Working on a mapping project of mine, I wanted to add normalization functionality. For instance, ranking each county in the US by cut bins (say, into quintile classes) is misleading because not each county covers the same about of area. Thus, it is more apt when mapping these rankings to each enumeration unit (county) to standardize/normalize the value by dividing the value by area. Then you rank these "per area" density values. This will produce something like "persons per square kilometer" instead of just "persons per county". The latter is more likely going to have more persons, if it is a larger county, just by nature of the size of the county.
Since I'm using the maps package, I want to stick with what it has available. This has proven to be harder than anticipated.
First, you can run this function to obtain the data for any year. We'll work with 2010
Code:
# These are for later processing
library(maps)
library(mapproj)
importBLS <-
# Import county unemployment data from the BLS FTP site
#
# Arguments:
# year - Integer or character. Long-format (yyyy) year value.

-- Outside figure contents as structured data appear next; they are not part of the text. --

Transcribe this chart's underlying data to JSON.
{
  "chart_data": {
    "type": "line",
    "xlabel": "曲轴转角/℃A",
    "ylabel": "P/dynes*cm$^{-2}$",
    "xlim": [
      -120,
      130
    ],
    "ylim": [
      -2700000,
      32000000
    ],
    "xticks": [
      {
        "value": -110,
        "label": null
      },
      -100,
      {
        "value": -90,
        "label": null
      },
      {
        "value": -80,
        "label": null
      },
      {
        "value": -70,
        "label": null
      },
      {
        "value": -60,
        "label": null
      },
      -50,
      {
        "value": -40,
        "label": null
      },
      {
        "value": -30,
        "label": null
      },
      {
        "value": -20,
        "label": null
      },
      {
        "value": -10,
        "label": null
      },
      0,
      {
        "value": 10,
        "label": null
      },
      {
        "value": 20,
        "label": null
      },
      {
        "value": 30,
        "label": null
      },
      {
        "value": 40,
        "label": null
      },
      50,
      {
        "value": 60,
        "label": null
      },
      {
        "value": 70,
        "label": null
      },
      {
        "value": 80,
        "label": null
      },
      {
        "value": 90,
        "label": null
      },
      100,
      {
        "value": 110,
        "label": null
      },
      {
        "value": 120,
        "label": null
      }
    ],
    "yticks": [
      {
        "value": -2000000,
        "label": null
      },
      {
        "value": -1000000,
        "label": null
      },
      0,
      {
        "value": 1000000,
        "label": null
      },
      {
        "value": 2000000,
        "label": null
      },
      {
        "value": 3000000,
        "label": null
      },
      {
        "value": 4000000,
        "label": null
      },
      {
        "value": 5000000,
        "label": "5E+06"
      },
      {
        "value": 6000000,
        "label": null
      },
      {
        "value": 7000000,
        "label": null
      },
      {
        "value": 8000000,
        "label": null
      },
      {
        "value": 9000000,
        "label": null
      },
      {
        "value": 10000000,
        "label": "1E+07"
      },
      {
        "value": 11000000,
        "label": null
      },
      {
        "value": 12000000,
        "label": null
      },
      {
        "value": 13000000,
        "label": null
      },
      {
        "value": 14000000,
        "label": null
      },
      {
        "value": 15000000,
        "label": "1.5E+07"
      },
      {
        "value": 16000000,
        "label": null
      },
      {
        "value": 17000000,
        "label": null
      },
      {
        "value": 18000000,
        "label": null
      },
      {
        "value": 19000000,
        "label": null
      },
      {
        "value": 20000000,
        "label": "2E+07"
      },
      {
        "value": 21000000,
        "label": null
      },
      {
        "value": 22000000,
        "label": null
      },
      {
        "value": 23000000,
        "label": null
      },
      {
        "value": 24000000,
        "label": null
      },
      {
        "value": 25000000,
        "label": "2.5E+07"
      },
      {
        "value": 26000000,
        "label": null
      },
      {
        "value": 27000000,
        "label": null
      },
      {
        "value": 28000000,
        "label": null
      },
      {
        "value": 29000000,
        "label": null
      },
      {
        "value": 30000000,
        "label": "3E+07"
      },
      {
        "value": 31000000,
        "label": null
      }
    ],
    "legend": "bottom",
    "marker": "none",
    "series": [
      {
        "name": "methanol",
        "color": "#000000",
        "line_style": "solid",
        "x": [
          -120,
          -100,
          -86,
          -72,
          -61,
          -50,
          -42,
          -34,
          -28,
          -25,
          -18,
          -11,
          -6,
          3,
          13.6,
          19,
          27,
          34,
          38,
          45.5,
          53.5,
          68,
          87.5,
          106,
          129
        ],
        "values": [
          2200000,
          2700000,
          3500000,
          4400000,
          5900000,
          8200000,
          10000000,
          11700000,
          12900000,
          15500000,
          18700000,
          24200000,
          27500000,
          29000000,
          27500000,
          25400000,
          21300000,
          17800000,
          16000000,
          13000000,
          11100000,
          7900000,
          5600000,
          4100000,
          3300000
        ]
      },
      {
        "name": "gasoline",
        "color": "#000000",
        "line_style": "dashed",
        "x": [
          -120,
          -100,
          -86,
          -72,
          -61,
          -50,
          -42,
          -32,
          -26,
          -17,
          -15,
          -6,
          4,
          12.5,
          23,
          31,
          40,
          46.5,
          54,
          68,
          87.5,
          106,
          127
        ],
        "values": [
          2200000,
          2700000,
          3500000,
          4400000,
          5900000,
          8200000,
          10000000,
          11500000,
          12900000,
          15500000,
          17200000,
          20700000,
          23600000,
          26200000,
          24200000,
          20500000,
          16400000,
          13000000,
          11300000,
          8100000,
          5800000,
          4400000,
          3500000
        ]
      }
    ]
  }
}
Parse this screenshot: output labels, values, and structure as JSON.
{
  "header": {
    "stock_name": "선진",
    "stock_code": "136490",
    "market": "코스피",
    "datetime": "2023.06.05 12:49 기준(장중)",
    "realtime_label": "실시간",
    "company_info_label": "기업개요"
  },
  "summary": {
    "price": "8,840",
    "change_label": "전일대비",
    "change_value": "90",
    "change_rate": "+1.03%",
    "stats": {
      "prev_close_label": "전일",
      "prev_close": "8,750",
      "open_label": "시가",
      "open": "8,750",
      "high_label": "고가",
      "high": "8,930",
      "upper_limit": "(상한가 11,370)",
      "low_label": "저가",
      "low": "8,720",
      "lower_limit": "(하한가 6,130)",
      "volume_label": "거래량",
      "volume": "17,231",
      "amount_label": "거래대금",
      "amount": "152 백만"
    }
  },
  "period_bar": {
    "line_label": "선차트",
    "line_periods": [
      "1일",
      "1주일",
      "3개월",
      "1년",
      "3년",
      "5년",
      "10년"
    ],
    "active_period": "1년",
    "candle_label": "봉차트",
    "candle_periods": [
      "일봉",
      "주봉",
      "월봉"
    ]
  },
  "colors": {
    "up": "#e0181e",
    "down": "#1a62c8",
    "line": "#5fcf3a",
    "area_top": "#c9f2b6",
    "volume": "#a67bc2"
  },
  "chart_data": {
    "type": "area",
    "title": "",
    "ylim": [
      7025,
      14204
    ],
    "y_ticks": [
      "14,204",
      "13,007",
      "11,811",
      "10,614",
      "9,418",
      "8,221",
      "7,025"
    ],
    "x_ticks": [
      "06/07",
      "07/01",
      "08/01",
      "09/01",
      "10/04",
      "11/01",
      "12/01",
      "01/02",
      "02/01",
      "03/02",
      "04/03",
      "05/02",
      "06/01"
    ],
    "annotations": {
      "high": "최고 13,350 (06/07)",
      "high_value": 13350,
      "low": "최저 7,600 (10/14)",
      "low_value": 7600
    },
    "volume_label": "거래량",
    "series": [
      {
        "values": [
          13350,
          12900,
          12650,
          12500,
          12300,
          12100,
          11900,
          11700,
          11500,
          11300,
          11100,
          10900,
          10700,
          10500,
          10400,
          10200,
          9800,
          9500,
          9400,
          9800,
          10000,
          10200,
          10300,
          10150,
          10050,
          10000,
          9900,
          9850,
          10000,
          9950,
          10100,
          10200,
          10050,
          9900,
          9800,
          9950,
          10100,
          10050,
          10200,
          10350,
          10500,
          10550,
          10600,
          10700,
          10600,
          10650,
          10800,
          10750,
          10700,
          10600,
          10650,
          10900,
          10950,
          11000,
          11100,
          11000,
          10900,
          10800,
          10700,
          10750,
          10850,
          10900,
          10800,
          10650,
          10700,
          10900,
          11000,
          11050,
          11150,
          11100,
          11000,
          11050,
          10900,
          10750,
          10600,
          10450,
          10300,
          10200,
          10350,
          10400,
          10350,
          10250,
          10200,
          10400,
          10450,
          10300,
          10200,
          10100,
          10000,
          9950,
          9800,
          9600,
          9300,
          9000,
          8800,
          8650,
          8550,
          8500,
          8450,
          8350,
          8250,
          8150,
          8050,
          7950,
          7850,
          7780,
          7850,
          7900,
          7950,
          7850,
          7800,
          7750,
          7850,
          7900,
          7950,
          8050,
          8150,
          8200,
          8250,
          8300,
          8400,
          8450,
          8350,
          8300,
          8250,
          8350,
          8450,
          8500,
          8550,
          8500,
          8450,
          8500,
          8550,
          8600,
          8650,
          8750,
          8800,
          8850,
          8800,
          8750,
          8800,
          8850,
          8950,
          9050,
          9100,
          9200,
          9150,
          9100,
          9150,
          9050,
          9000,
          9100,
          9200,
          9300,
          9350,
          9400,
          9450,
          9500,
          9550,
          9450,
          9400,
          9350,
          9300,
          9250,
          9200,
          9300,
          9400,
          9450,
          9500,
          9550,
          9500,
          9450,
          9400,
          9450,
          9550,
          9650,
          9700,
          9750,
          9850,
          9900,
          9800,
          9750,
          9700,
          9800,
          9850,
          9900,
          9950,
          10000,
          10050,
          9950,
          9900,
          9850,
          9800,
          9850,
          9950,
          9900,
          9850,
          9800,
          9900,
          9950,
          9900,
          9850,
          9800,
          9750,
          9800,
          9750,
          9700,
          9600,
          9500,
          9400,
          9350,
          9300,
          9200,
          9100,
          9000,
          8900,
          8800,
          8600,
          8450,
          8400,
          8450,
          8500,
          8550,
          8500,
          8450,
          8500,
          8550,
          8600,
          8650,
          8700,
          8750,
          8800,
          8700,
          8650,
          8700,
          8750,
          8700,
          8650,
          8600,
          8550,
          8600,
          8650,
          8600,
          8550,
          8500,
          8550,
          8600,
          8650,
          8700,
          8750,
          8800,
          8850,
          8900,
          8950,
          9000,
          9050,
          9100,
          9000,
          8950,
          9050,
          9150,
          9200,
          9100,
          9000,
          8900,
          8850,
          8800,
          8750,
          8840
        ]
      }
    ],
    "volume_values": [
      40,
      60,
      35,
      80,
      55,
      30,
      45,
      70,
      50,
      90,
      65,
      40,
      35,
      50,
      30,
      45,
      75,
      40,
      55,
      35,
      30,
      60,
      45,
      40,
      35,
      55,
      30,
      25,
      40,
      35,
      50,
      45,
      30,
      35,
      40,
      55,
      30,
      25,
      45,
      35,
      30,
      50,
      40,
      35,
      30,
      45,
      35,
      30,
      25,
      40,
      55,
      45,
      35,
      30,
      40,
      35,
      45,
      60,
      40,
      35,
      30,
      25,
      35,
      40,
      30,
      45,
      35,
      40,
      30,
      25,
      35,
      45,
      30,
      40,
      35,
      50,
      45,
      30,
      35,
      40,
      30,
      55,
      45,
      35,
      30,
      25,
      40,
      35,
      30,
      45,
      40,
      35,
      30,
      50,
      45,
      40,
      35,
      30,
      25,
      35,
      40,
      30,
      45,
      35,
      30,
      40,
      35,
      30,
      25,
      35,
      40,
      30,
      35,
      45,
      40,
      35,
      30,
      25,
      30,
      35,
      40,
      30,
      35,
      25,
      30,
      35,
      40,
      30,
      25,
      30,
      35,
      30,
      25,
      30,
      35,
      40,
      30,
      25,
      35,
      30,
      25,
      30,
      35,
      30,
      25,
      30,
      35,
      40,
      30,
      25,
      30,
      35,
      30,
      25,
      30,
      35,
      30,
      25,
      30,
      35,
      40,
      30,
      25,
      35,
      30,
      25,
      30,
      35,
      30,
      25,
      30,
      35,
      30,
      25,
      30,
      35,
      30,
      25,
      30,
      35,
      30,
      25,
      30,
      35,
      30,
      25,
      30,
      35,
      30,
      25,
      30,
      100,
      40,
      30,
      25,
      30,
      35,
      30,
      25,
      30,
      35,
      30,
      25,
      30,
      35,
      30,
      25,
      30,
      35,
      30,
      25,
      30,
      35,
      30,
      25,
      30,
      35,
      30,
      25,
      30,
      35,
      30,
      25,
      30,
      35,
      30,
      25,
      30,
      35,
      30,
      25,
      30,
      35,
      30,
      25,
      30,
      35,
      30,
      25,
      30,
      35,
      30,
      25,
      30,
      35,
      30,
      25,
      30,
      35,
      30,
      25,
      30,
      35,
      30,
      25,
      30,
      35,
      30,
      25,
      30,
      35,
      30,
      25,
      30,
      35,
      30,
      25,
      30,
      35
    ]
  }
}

Valid for years 1990 to 2010.
# ... - additional arguments passed to read.fwf/read.table
#
# Returns:
# A data.frame containing cleaned up BLS data
function(year, ...) {
# Validation on year input
isValid <- year %in% paste(1990:2010)
if (!isValid)
stop("Year not supported.")
# Initalize variables to be used on import
year <- substr(year, 3, 4) # Files identified by last 2 digits
infile <- paste("ftp://ftp.bls.gov/pub/special.requests/la/laucnty", year, ".txt", sep = "")
WIDTHS <- c(8, 5, 8, 53, 4, 14, 13, 11, 9)
CLASSES <- c("factor", rep("character", 3), "factor", rep("character", 4))
FIELDS <- c("series_id", "sFIPS", "cFIPS", "name", "year", "labor", "emp", "unemp", "unrate")
# Import data from FTP into data frame
x <- read.fwf(url(infile), skip = 6, strip.white = TRUE, ...,
col.names = FIELDS, colClasses = CLASSES , widths = WIDTHS)
# Clean up imported data
x <- transform(x,
fips = as.numeric(paste(sFIPS, cFIPS, sep = "")),
labor = as.numeric(gsub(",", "", labor)), # Remove formatted strings that include ","
emp = as.numeric(gsub(",", "", emp)),
unemp = as.numeric(gsub(",", "", unemp)),
unrate = as.numeric(unrate)
); # end transform
return(x)
} # end function
df <- importBLS(2010)
Now that you have the data, we'll need a couple of things. First, we'll need a county map object (for boundary polygons) and the county lookup table.
Code:
data(county.fips)
cnty <- na.omit(county.fips) # record 2395 is NA in FIPS "south dakota,x"
m <- map('county', fill = TRUE, plot = FALSE, projection = 'bonne', param = 39)
We can use this to obtain areas for every county
Code:
cnty <- transform(cnty, area = area.map(m, polyname, exact = TRUE))
The problem now is this: we have area for every county listed by fips. The fips match those fips in df. However, we have 10 extra fips in cnty than we do in for matching fips in df. Why? Because we have counties split. You'll find names like 'state,county:subregion' instead of just 'state,county'.
I need to somehow aggregate these subregions into a 'state,county' form (really, only the fips matters since that's what links it to the data). If I can do that, I can merge cnty to df, transform df to include a density column (= unrate / area, say). Then I can run my mapping function on the density field, as desired.
I'm at a loss at the moment on how to approach this aggregation. If you want to know which records are of interest, they are these:
Edit: The only logic I can think of at the moment is this:
For each polyname that includes a ":" aggregate based on what is to the left of ":" by summing their areas. Return only what is to the left of ":". How do I make that into an R function I can operate on this data frame?
Such clarity. I should spend more time on the throne.
The problem with the solution I was anticipating is that I perceived it as being involved with aggregation. Instead, I need to take a step to transform 'cnty' by replacing its elements (if they have an ":" at all) with what is to the left of the separator. Thus, I'll have polynames with some being identical. Then I merely do a standard aggregation call to summation. This should be sufficient!